The prospectus is presented to the Securities and Exchange Board of India (SEBI). If SEBI is satisfied, it green-lights the initial public offering (IPO) process. In addition, it also gives a date and time for the IPO. But in case SEBI is not satisfied, it asks for changes to be made before the prospectus can be shared with public investors.
Stock exchange approval
Listing is the process where securities are allowed to deal on a recognised stock exchange. But for that to happen, the company needs to be approved by the exchange. For instance, the Bombay Stock Exchange (BSE) has a listing department whose purpose is to grant approval for securities of companies.
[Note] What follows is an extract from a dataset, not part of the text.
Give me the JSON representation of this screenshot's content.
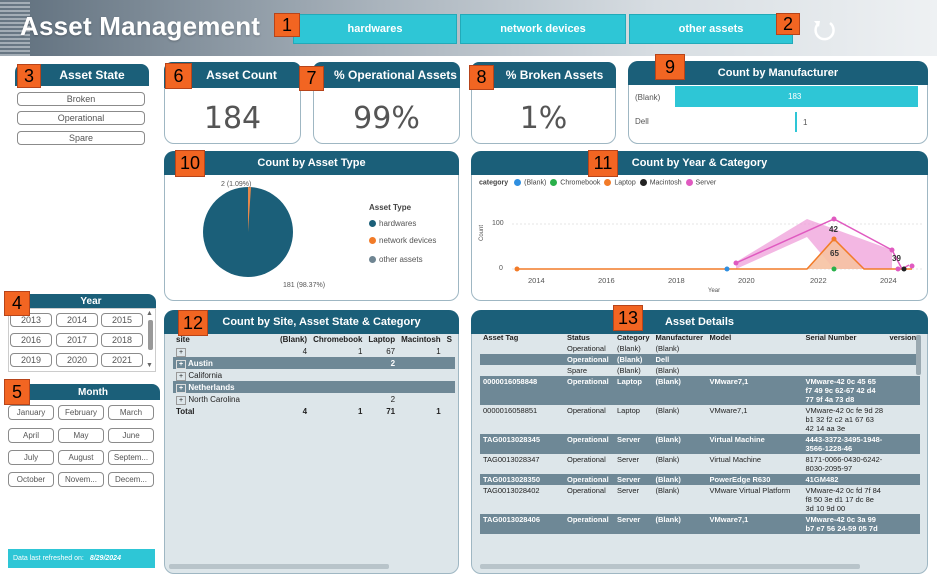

The BSE has a list of criteria which needs to be followed for the company to be listed on its exchange.
- The minimum issue size should be Rs 10 crore.
- The minimum market capitalization of the company should be Rs 25 crore.
- The minimum post issue paid-up capital of the company should be Rs 10 crore.
Only if the company follows these criteria, it gets an approval from the BSE.
Subscription of shares
Once all the formalities are done, the company makes the shares available to investors. This is done on the dates specified in the prospectus. Investors who wish to apply for shares have to fill out and submit the IPO application form.
The shares are allotted to different investors based on the demand and price quoted in their IPO application forms. Once this is done, investors get the shares credited to their demat account. In case of oversubscription (if the demand for shares is higher than the number of shares floated by the company), investors may not get the number of shares they originally wanted. They may get fewer shares after a lottery is done. Some investors may not even get any shares. In such cases, these investors get a refund of their money.
To sum up
In India and around the world, companies that decide to go public and their underwriters try their best make the IPO a very successful event. Many companies have experienced a sharp surge in stock price on the first day of trading.
However, there are chances that the stock price falls over time. It largely depends on the company’s fundamentals. If they are strong, they are likely to do well in the long run. If not, the IPO may not be successful. Company fundamentals can be gauged by the cash flow or its capacity to retain profits for expansion.